Le petit chat

Publié le 08 mai 2012 par Araucaria
Photo l'Internaute © Thérésa Mondello



Le petit chat


C'est un petit chat noir effronté comme une page,
Je le laisse jouer sur ma table souvent,
Quelques fois il s'assied sans faire de tapage,
On dirait un joli presse-papiers vivant.

Rien en lui, pas un poil de son velours ne bouge;
Longtemps, il reste là, noir sur un feuillet blanc,
A ces minets tirant leur langue de drap rouge
Qu'on fait pour essuyer les plumes ressemblant.

Quand il s'amuse il est extrêmement comique,
Pataud et gracieux, tel un ourson drôlet.
Souvent je m'accroupis pour suivre sa mimique
Quand on met devant lui la soucoupe de lait.

Tout d'abord de son nez délicat il le flaire,
Le frôle, puis, à coups de langue très petits,
Il le happe; et dès lors il est à son affaire
Et l'on entend pendant qu'il boit un clapotis.

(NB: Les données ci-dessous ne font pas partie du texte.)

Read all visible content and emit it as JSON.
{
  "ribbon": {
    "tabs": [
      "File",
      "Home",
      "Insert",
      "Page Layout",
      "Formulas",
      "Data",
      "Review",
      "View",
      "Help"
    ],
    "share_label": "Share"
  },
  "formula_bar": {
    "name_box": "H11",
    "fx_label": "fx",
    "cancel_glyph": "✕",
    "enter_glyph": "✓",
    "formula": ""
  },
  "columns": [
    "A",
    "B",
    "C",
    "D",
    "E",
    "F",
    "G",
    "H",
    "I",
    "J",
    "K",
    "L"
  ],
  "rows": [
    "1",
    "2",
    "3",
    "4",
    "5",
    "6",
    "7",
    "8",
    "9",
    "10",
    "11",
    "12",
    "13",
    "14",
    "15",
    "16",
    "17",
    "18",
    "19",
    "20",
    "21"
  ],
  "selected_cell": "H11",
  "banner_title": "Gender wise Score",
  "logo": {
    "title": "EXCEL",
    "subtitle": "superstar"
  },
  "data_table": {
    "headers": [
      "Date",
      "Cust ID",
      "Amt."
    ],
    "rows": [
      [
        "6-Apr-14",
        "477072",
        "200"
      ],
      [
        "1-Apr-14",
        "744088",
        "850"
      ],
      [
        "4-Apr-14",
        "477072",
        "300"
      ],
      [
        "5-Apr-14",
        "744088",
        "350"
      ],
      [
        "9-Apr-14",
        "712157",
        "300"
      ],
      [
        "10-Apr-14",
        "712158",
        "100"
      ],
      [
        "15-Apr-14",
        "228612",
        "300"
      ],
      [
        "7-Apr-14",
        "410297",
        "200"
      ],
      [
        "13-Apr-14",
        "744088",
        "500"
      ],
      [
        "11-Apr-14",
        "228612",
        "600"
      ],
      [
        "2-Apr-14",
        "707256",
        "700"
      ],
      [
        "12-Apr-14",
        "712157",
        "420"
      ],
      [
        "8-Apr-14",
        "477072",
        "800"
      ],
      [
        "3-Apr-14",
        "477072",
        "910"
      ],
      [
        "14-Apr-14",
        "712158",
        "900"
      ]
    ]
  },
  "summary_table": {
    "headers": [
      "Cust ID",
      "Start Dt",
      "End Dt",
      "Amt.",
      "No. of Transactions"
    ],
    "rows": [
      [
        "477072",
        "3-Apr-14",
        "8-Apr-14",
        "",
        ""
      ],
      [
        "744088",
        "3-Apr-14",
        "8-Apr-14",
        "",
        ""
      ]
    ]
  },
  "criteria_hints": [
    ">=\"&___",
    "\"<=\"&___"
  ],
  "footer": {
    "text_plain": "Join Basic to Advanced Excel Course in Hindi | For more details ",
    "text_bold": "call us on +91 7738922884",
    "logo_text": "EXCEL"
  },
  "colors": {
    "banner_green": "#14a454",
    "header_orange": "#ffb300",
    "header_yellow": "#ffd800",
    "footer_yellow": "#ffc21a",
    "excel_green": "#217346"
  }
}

Il boit, bougeant la queue et sans faire une pause,
Et ne relève enfin son joli museau plat
Que lorsqu'il a passé sa langue rêche et rose
Partout, bien proprement débarbouillé le plat.

Alors il se pourlèche un moment les moustaches,
Avec l'air étonné d'avoir déjà fini.
Et comme il s'aperçoit qu'il s'est fait quelques taches,
Il se lisse à nouveau, lustre son poil terni.

Ses yeux jaune et bleu sont comme deux agates;
Il les ferme à demi, parfois en reniflant,
Se renverse, ayant pris son museau dans ses pattes,
Avec des airs de tigre étendu sur le flanc.